Kadang mendengar bisikan, atau melihat sesuatu, yang sebenarnya tidak ada. Ini gejala skizofrenia, penyakit yang membuat penderita sulit memroses pikiran sehingga timbul halusinasi, delusi, pikiran tidak jelas dan perilaku tidak wajar. “Skizofrenia bukan gila. Ada masalah di otak. Bukan karena guna-guna, kutukan atau santet,” tegas dr. A. A. Ayu Agung Kusumawardhani, Sp.KJ(K) dari PDSKJI (Perhimpunan Dokter Spesialis Kedokteran Jiwa Indonesia).
Penderita skizofrenia mengalami gangguan cara berpikir, mengekspresikan emosi dan mempersepsi situasi di lingkungan, sehingga sulit berinteraksi dengan orang lain. Gejala biasanya muncul di usia remaja atau dewasa muda, atau di usia >40 tahun.
Gejala skizofrenia bisa positif dan negatif. Gejala positif misal mengalamai hal yang tidak dialami orang normal, seperti halusinasi (mendengar, melihat, merasakan sesuatu yang sebenarnya tidak ada), delusi /waham (berkeyakinan kuat tentang sesuatu yang tidak nyata, atau tidak mampu memisahkan realitas dan khayalan). Pikiran tidak terorganisir sampai muncul agitasi (menghasut orang lain). Disebut gejala negati jika sampai kehilangan pola pikir/perilaku normal. Seperti, tidak ada semangat/motivasi, menarik diri, apatis dan hilangnya respon emosi .

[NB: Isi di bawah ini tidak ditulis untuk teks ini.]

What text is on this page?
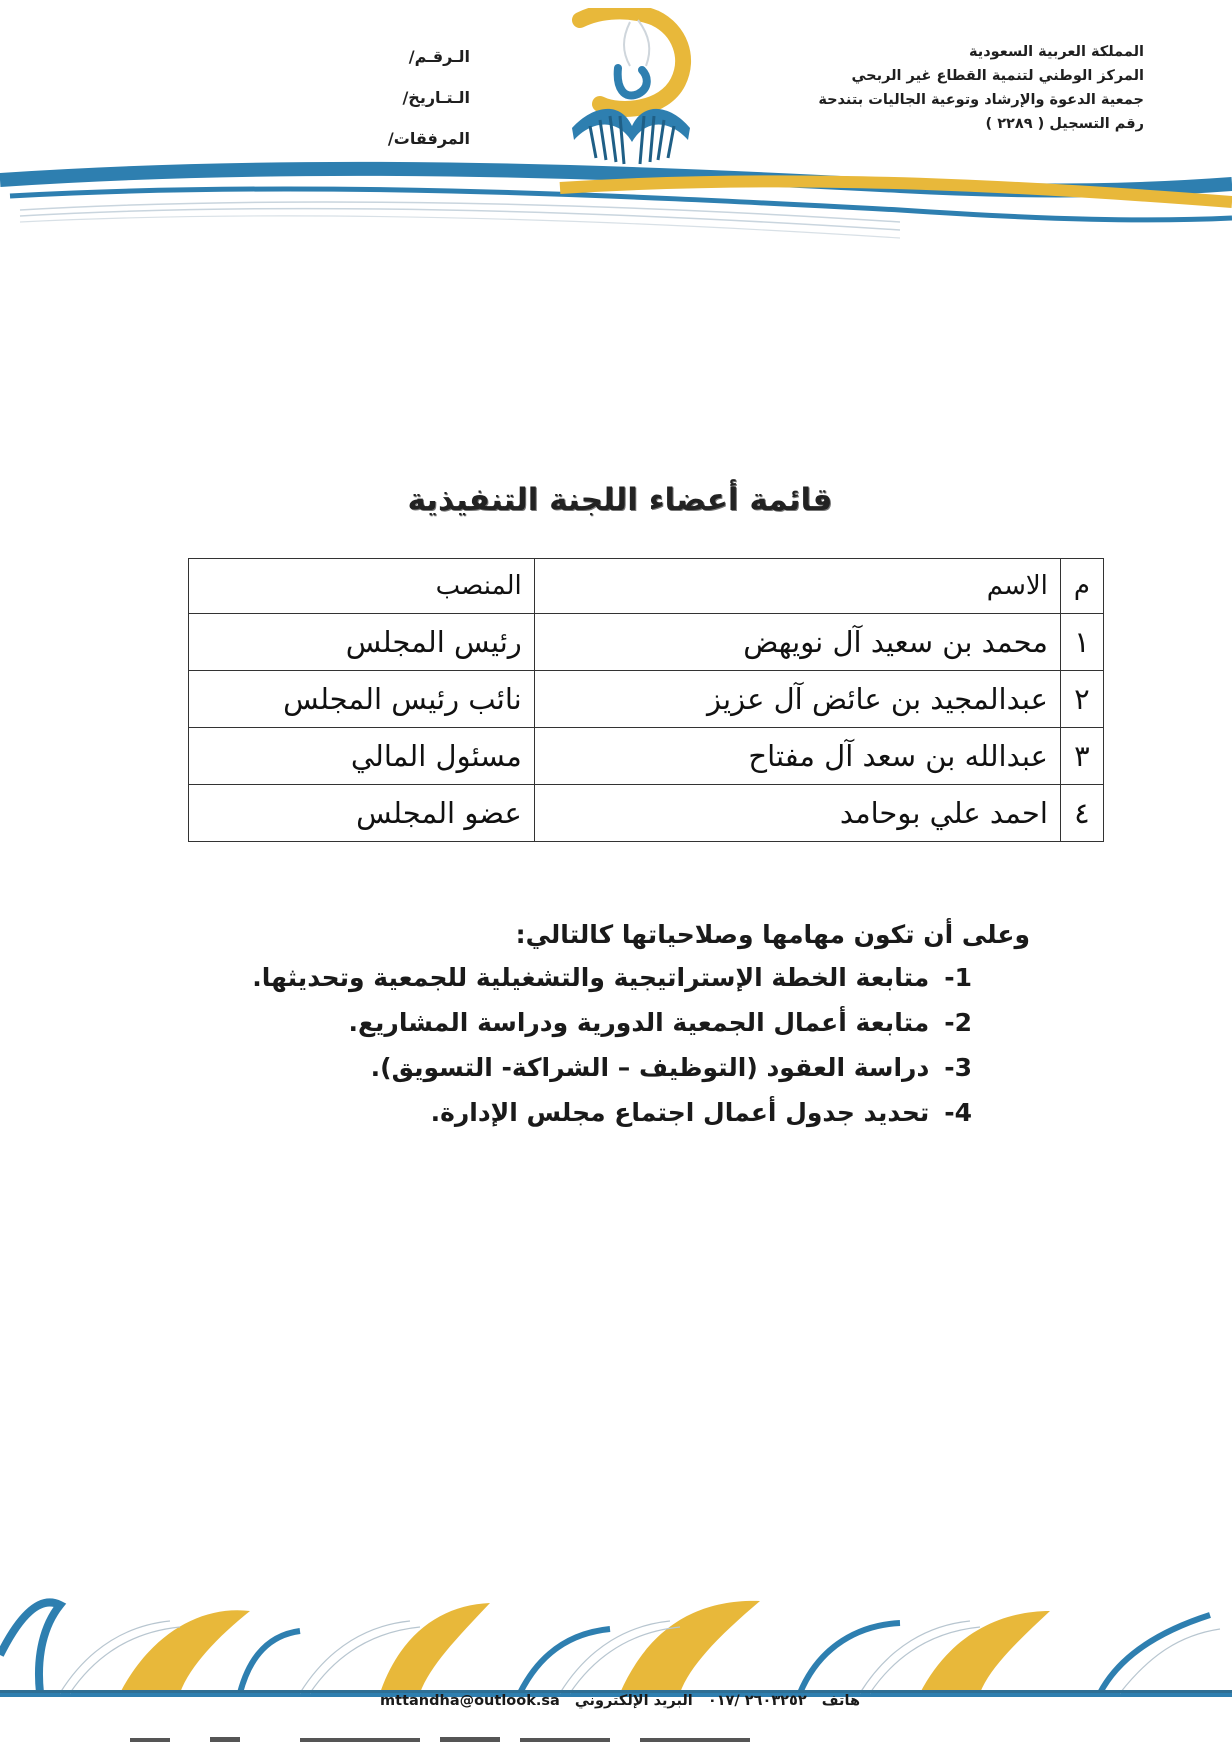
المملكة العربية السعودية
المركز الوطني لتنمية القطاع غير الربحي
جمعية الدعوة والإرشاد وتوعية الجاليات بتندحة
رقم التسجيل ( ٢٢٨٩ )
الـرقـم/
الـتـاريخ/
المرفقات/
قائمة أعضاء اللجنة التنفيذية
م	الاسم	المنصب
١	محمد بن سعيد آل نويهض	رئيس المجلس
٢	عبدالمجيد بن عائض آل عزيز	نائب رئيس المجلس
٣	عبدالله بن سعد آل مفتاح	مسئول المالي
٤	احمد علي بوحامد	عضو المجلس

وعلى أن تكون مهامها وصلاحياتها كالتالي:

1- متابعة الخطة الإستراتيجية والتشغيلية للجمعية وتحديثها.
2- متابعة أعمال الجمعية الدورية ودراسة المشاريع.
3- دراسة العقود (التوظيف – الشراكة- التسويق).
4- تحديد جدول أعمال اجتماع مجلس الإدارة.
هاتف ٢٦٠٣٢٥٢ /٠١٧ البريد الإلكتروني mttandha@outlook.sa
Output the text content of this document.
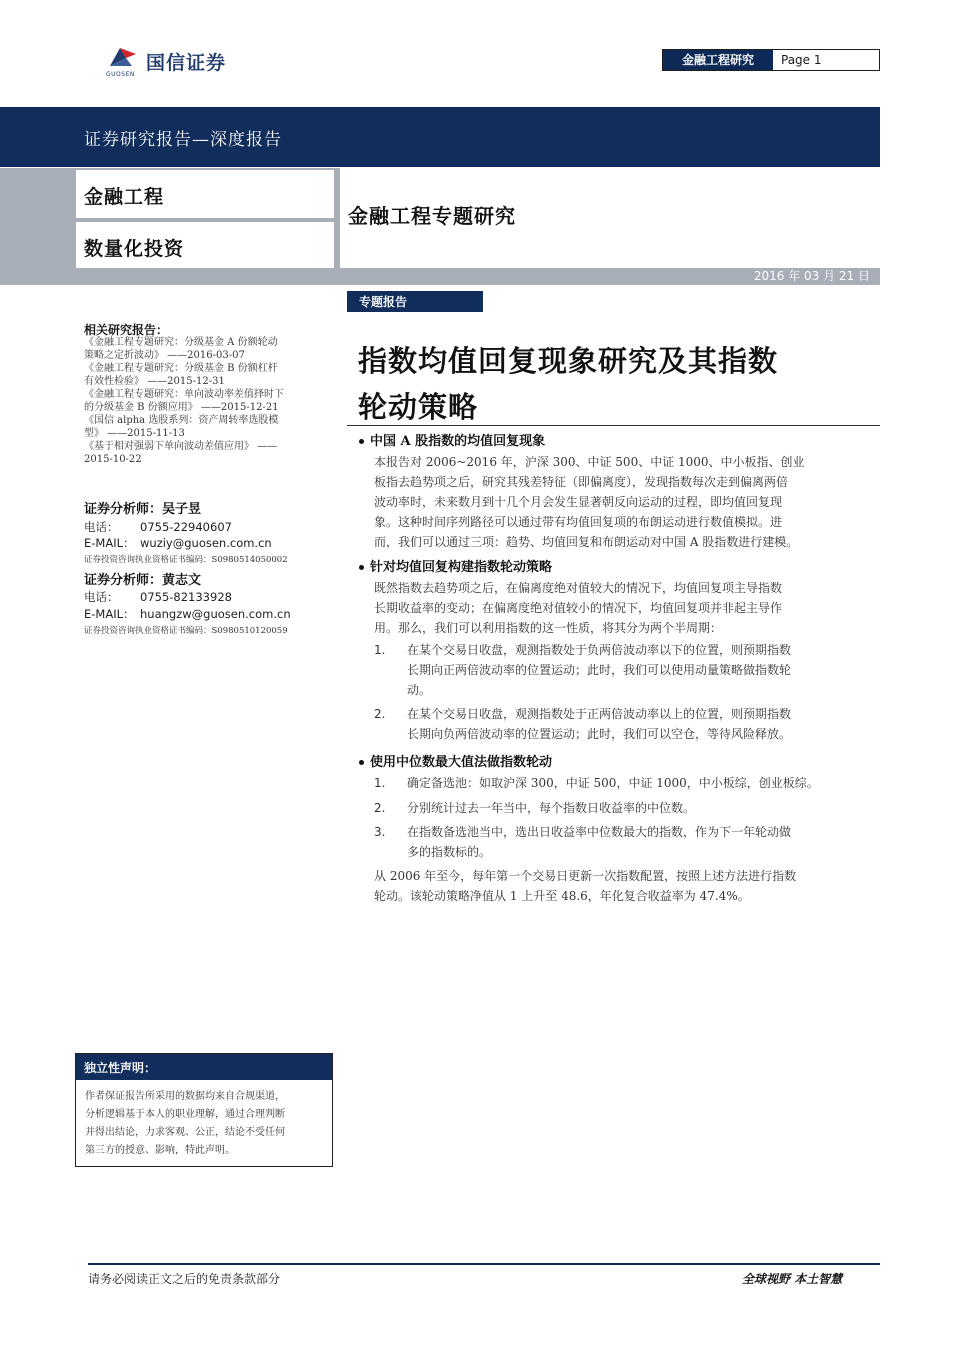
国信证券
GUOSEN
金融工程研究	Page 1
证券研究报告—深度报告
金融工程
数量化投资
金融工程专题研究
2016 年 03 月 21 日
专题报告
指数均值回复现象研究及其指数
轮动策略
中国 A 股指数的均值回复现象
本报告对 2006~2016 年，沪深 300、中证 500、中证 1000、中小板指、创业
板指去趋势项之后，研究其残差特征（即偏离度），发现指数每次走到偏离两倍
波动率时，未来数月到十几个月会发生显著朝反向运动的过程，即均值回复现
象。这种时间序列路径可以通过带有均值回复项的布朗运动进行数值模拟。进
而，我们可以通过三项：趋势、均值回复和布朗运动对中国 A 股指数进行建模。
针对均值回复构建指数轮动策略
既然指数去趋势项之后，在偏离度绝对值较大的情况下，均值回复项主导指数
长期收益率的变动；在偏离度绝对值较小的情况下，均值回复项并非起主导作
用。那么，我们可以利用指数的这一性质，将其分为两个半周期：
1. 在某个交易日收盘，观测指数处于负两倍波动率以下的位置，则预期指数
长期向正两倍波动率的位置运动；此时，我们可以使用动量策略做指数轮
动。
2. 在某个交易日收盘，观测指数处于正两倍波动率以上的位置，则预期指数
长期向负两倍波动率的位置运动；此时，我们可以空仓，等待风险释放。
使用中位数最大值法做指数轮动
1. 确定备选池：如取沪深 300，中证 500，中证 1000，中小板综，创业板综。
2. 分别统计过去一年当中，每个指数日收益率的中位数。
3. 在指数备选池当中，选出日收益率中位数最大的指数，作为下一年轮动做
多的指数标的。
从 2006 年至今，每年第一个交易日更新一次指数配置，按照上述方法进行指数
轮动。该轮动策略净值从 1 上升至 48.6，年化复合收益率为 47.4%。
相关研究报告：
《金融工程专题研究：分级基金 A 份额轮动
策略之定折波动》 ——2016-03-07
《金融工程专题研究：分级基金 B 份额杠杆
有效性检验》 ——2015-12-31
《金融工程专题研究：单向波动率差值择时下
的分级基金 B 份额应用》 ——2015-12-21
《国信 alpha 选股系列：资产周转率选股模
型》 ——2015-11-13
《基于相对强弱下单向波动差值应用》 ——
2015-10-22
证券分析师：吴子昱
电话： 0755-22940607
E-MAIL： wuziy@guosen.com.cn
证券投资咨询执业资格证书编码：S0980514050002
证券分析师：黄志文
电话： 0755-82133928
E-MAIL： huangzw@guosen.com.cn
证券投资咨询执业资格证书编码：S0980510120059
独立性声明：
作者保证报告所采用的数据均来自合规渠道，
分析逻辑基于本人的职业理解，通过合理判断
并得出结论，力求客观、公正，结论不受任何
第三方的授意、影响，特此声明。
请务必阅读正文之后的免责条款部分	全球视野 本土智慧
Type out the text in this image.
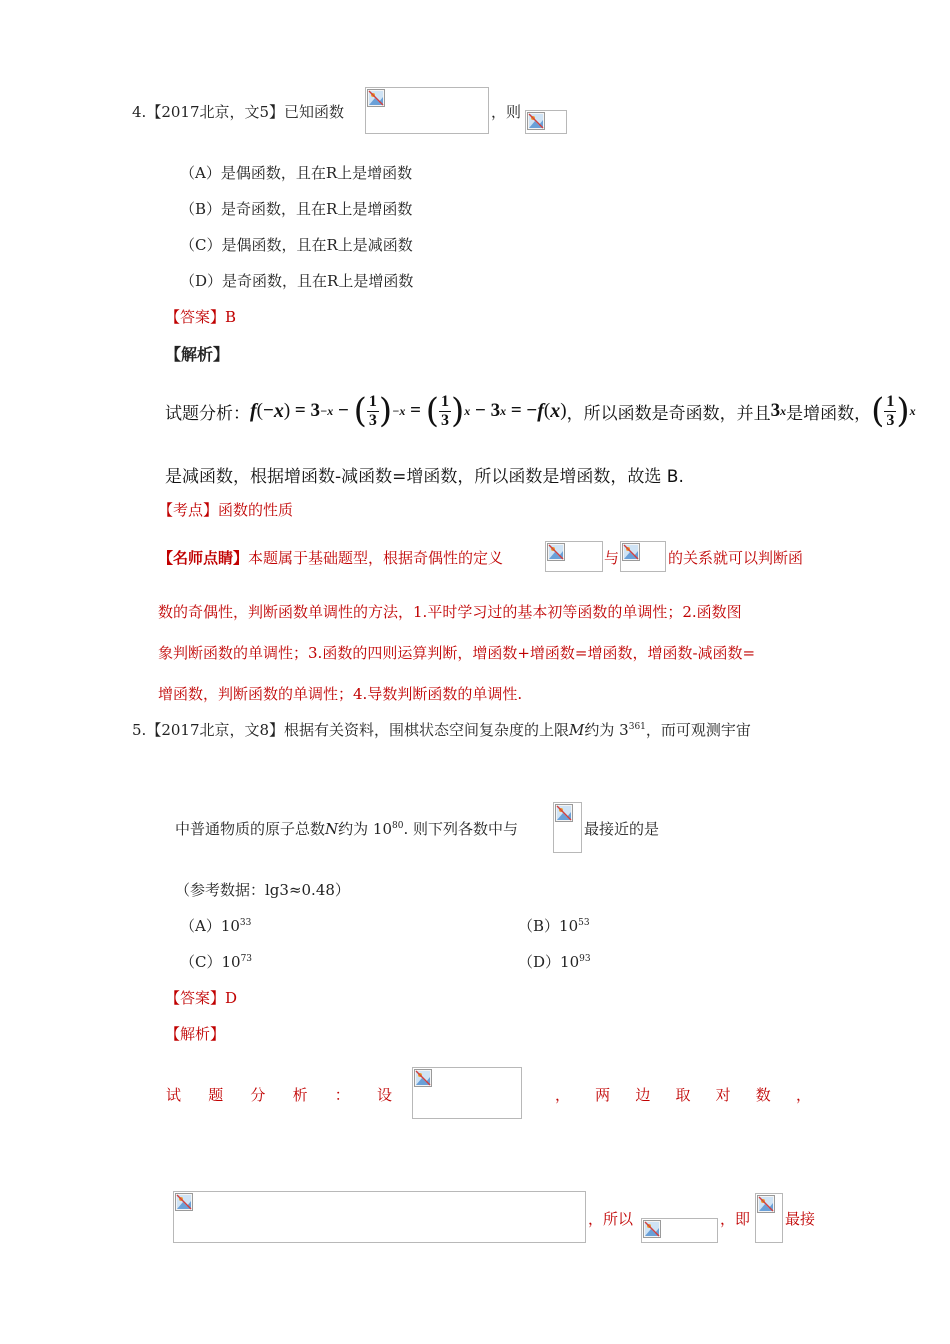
4.【2017北京，文5】已知函数	，则
（A）是偶函数，且在R上是增函数
（B）是奇函数，且在R上是增函数
（C）是偶函数，且在R上是减函数
（D）是奇函数，且在R上是增函数
【答案】B
【解析】
试题分析： f ( − x ) = 3 −x − ( $\frac{1}{3}$ ) −x = ( $\frac{1}{3}$ ) x − 3 x = − f ( x ) ，所以函数是奇函数，并且 3 x 是增函数， ( $\frac{1}{3}$ ) x
是减函数，根据增函数-减函数=增函数，所以函数是增函数，故选 B.
【考点】函数的性质
【名师点睛】本题属于基础题型，根据奇偶性的定义	与	的关系就可以判断函
数的奇偶性，判断函数单调性的方法，1.平时学习过的基本初等函数的单调性；2.函数图
象判断函数的单调性；3.函数的四则运算判断，增函数+增函数=增函数，增函数-减函数=
增函数，判断函数的单调性；4.导数判断函数的单调性.
5.【2017北京，文8】根据有关资料，围棋状态空间复杂度的上限M约为 $3^{361}$，而可观测宇宙
中普通物质的原子总数N约为 $10^{80}$. 则下列各数中与	最接近的是
（参考数据：lg3≈0.48）
$(A)10^{33}$	$(B)10^{53}$
$(C)10^{73}$	$(D)10^{93}$
【答案】D
【解析】
试 题 分 析 ： 设	， 两 边 取 对 数 ，
，所以	，即 最接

Gejala afektif jika berhubungan dengan mood; depresi, kesepian, kecemasan, berpikir untuk bunuh diri. Gejala kognitif yakni jika mengalami kesulitan konsentrasi dan daya ingat. Perjalanan penyakit terjadi sejak kanak-kanak (fase dini). “Pada masa remaja, gejala mulai muncul,” kata dr. Agung. “Seperti, perasaan ada yang mengancam.” Bisa terjadi penurunan prestasi di sekolah dan bila sudah bekerja, produktivitas menurun dan tidak bisa konsentrasi.
Belum diketahui pasti penyebab skizofrenia. Banyak yang bisa berkontribusi , misal faktor genetis, meski anak dari orangtua skizofrenia belum tentu skizofrenia. Kondisi pra kelahiran, cidera otak atau tekanan sosial berkontribusi. Terlepas penyebabnya, skizofrenia muncul karena berlebihnya dopamin di otak, yang bersifat racun.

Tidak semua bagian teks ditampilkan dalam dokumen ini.